Perhaps he was right, but it seemed like welfare and it was still under authority. I wanted freedom, not a change of cells. He sensed by attitude and changed subjects: “What about a job? Anything in mind?”
“They always need car salesmen. I talk pretty well and I did it once.”
“I’ve gotta say no to that. Too much temptation to bilk someone.”
“Well, do you have any ideas?”
“We’ll talk about it tomorrow. My supper’s waiting and my wife will chew me out. What about the halfway house? Try it for a night or two.”
“Let me decide that tomorrow, too.”
“Where’re you staying tonight?” I saw the thought behind his suspicious eyes: was I going to disappear, hang up the parole?
“I’ll be at your office early. Keep my bundle in your car. And I’ve got thirty dollars gate money. I won’t lam and leave that behind.”
“I don’t care if you run. It’s no skin off my ass.” He reached for the ignition key. “I’m going past Hollywood Boulevard. Want a ride to there?”
“That’s fine.”
Hollywood Boulevard seemed as good a place as any, though I’d had no thought whatsoever beyond Rosenthal.
When I stood on the curb and Rosenthal drove away, freedom’s full impact landed. Until that moment I’d been carried along by the thought of reaching the city, the necessity of seeing Rosenthal. Now my freedom was absolute, of a kind few persons experience. If I went north or south, east or west, up or down the sidewalk, it made absolutely no difference. It was freedom to the point of being in a void.
A faceless crowd hurried by me with destinations born of choice and linked with past choice. Everyone had somewhere to go, and they were happier in their invisible fetters than if confronted by freedom. I was dizzy and overawed and somewhat frightened.
A neon forest was coming alive. The aureole of brilliance around each tube grew as it ate the night. Colors flashed spasms, bubbled illustrations, whorled and exploded, gleamed on the waxed metal of automobiles. I began walking toward the west simply because the brighter lights were there. I had to make some choice, some movement.

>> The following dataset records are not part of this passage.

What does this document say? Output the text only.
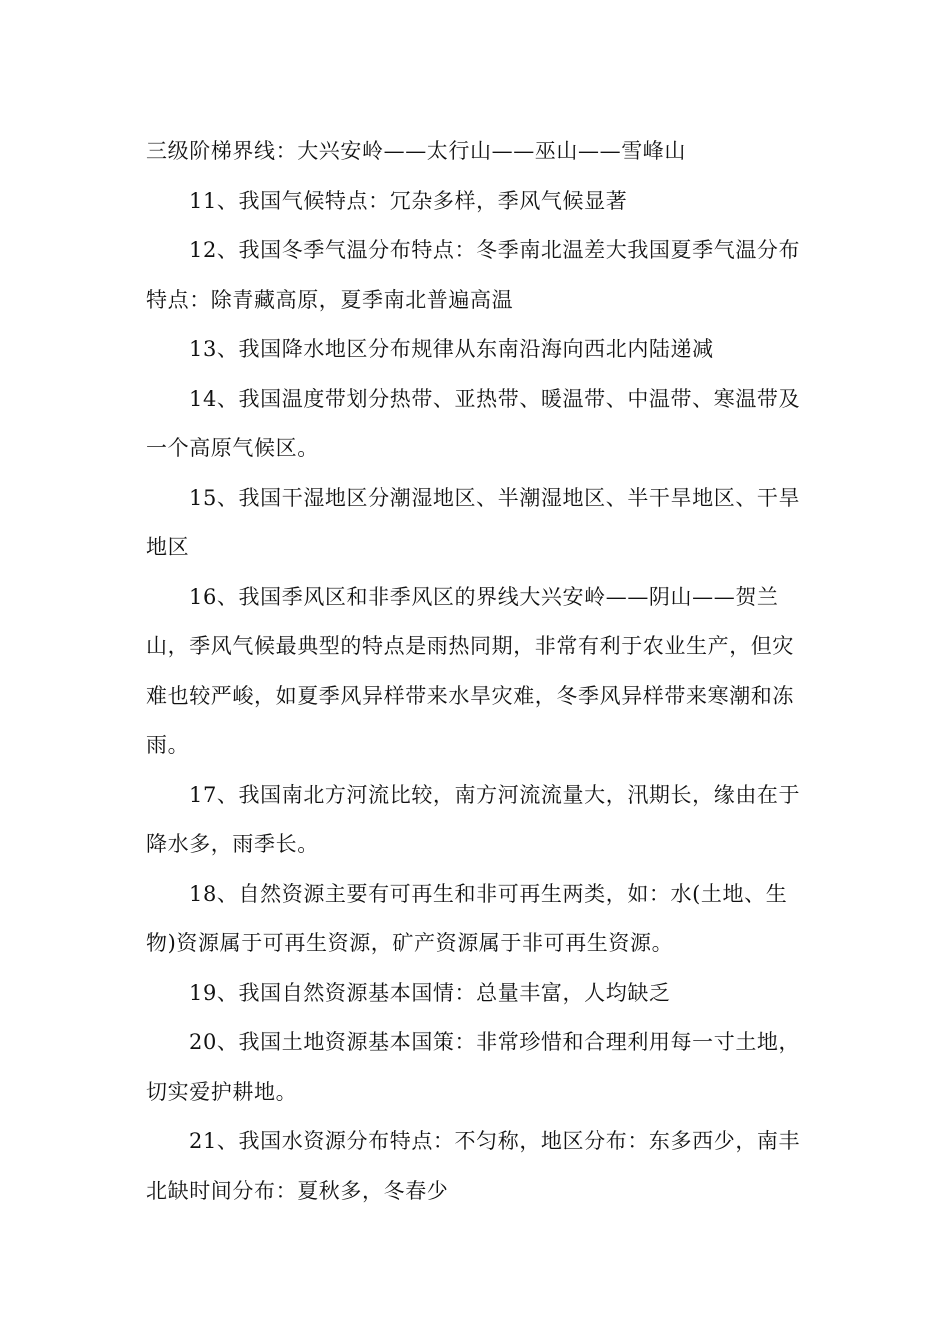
三级阶梯界线：大兴安岭——太行山——巫山——雪峰山

11、我国气候特点：冗杂多样，季风气候显著

12、我国冬季气温分布特点：冬季南北温差大我国夏季气温分布特点：除青藏高原，夏季南北普遍高温

13、我国降水地区分布规律从东南沿海向西北内陆递减

14、我国温度带划分热带、亚热带、暖温带、中温带、寒温带及一个高原气候区。

15、我国干湿地区分潮湿地区、半潮湿地区、半干旱地区、干旱地区

16、我国季风区和非季风区的界线大兴安岭——阴山——贺兰山，季风气候最典型的特点是雨热同期，非常有利于农业生产，但灾难也较严峻，如夏季风异样带来水旱灾难，冬季风异样带来寒潮和冻雨。

17、我国南北方河流比较，南方河流流量大，汛期长，缘由在于降水多，雨季长。

18、自然资源主要有可再生和非可再生两类，如：水(土地、生物)资源属于可再生资源，矿产资源属于非可再生资源。

19、我国自然资源基本国情：总量丰富，人均缺乏

20、我国土地资源基本国策：非常珍惜和合理利用每一寸土地，切实爱护耕地。

21、我国水资源分布特点：不匀称，地区分布：东多西少，南丰北缺时间分布：夏秋多，冬春少
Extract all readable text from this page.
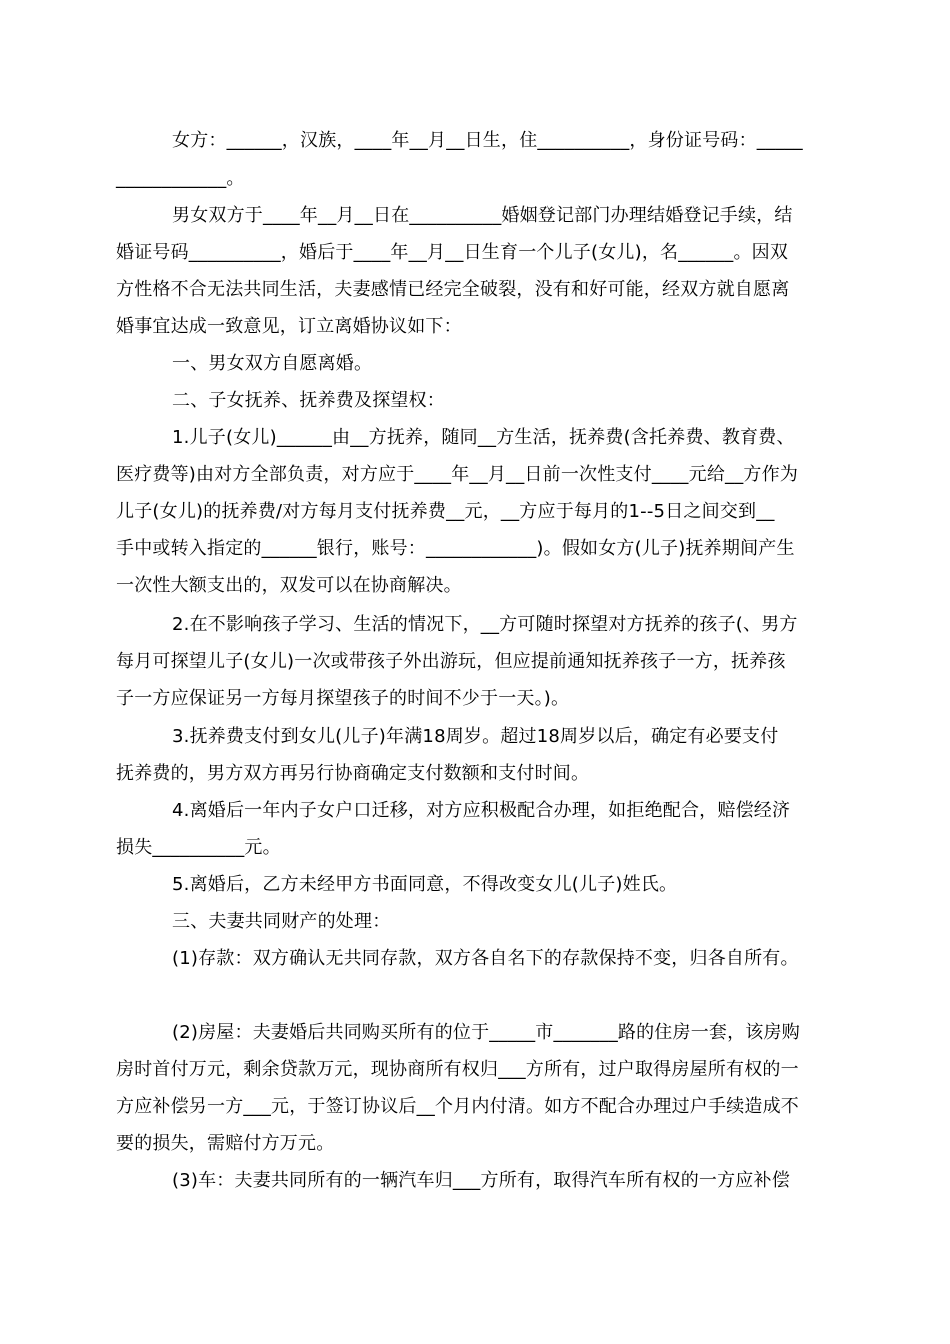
女方：______，汉族，____年__月__日生，住__________，身份证号码：_____
____________。
男女双方于____年__月__日在__________婚姻登记部门办理结婚登记手续，结
婚证号码__________，婚后于____年__月__日生育一个儿子(女儿)，名______。因双
方性格不合无法共同生活，夫妻感情已经完全破裂，没有和好可能，经双方就自愿离
婚事宜达成一致意见，订立离婚协议如下：
一、男女双方自愿离婚。
二、子女抚养、抚养费及探望权：
1.儿子(女儿)______由__方抚养，随同__方生活，抚养费(含托养费、教育费、
医疗费等)由对方全部负责，对方应于____年__月__日前一次性支付____元给__方作为
儿子(女儿)的抚养费/对方每月支付抚养费__元，__方应于每月的1--5日之间交到__
手中或转入指定的______银行，账号：____________)。假如女方(儿子)抚养期间产生
一次性大额支出的，双发可以在协商解决。
2.在不影响孩子学习、生活的情况下，__方可随时探望对方抚养的孩子(、男方
每月可探望儿子(女儿)一次或带孩子外出游玩，但应提前通知抚养孩子一方，抚养孩
子一方应保证另一方每月探望孩子的时间不少于一天。)。
3.抚养费支付到女儿(儿子)年满18周岁。超过18周岁以后，确定有必要支付
抚养费的，男方双方再另行协商确定支付数额和支付时间。
4.离婚后一年内子女户口迁移，对方应积极配合办理，如拒绝配合，赔偿经济
损失__________元。
5.离婚后，乙方未经甲方书面同意，不得改变女儿(儿子)姓氏。
三、夫妻共同财产的处理：
(1)存款：双方确认无共同存款，双方各自名下的存款保持不变，归各自所有。
(2)房屋：夫妻婚后共同购买所有的位于_____市_______路的住房一套，该房购
房时首付万元，剩余贷款万元，现协商所有权归___方所有，过户取得房屋所有权的一
方应补偿另一方___元，于签订协议后__个月内付清。如方不配合办理过户手续造成不
要的损失，需赔付方万元。
(3)车：夫妻共同所有的一辆汽车归___方所有，取得汽车所有权的一方应补偿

“Now what the fuck should I do?” The question should have been absurd, for I’d been born less than two miles from where I stood, had lived my whole life (when free) in Los Angeles. Yet among the city’s millions I could think of nobody to telephone. Among the multitude were hundreds of criminals and ex-convicts whom I knew, who were more or less friends. They’d be in cocktail lounges on the Sunset Strip, or in dingy bars downtown, or beer joints and cantinas on the east side. They lived furtively, deliberately made themselves hard to find. A tour of the hangouts would put me in contact with a few. Through them I would find the others. In a few days I could be returned to the underworld milieu. It would be easy—and it was precisely what I wanted to avoid. Suddenly the neon burned my eyes; it was like the sensation on the bus except more intense. The crowd scurrying by might as well have been insects, so alien to them did I feel. I struggled for mental equilibrium.

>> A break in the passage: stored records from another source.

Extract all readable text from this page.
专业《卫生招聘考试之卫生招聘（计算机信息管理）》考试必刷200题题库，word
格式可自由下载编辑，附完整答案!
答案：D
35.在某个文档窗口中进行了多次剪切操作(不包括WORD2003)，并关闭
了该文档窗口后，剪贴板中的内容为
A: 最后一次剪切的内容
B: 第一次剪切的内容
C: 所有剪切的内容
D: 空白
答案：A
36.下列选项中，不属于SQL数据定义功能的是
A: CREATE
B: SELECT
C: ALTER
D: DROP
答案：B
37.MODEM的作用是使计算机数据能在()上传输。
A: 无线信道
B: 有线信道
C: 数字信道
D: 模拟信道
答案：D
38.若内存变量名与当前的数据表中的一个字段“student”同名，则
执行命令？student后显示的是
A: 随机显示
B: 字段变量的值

The odor of food and awareness of hunger brought me back to reality. A greasy hamburger in a crowded coffee shop tasted delicious after so many years in a place where Velveeta cheese was a delicacy. I was finishing a cup of coffee and studying people (men wore their hair longer now) when I flashed on who to telephone. Willy Darin, the dope fiend. He’d been on parole from the Narcotic Rehabilitation Center for two months, according to the grapevine. His father-in-law’s telephone number was in the directory, and someone there would know how to contact Willy.
My hand sweated on the receiver. I knew the entire family and anticipated knowing whoever answered; but the man’s voice on the other end was unfamiliar.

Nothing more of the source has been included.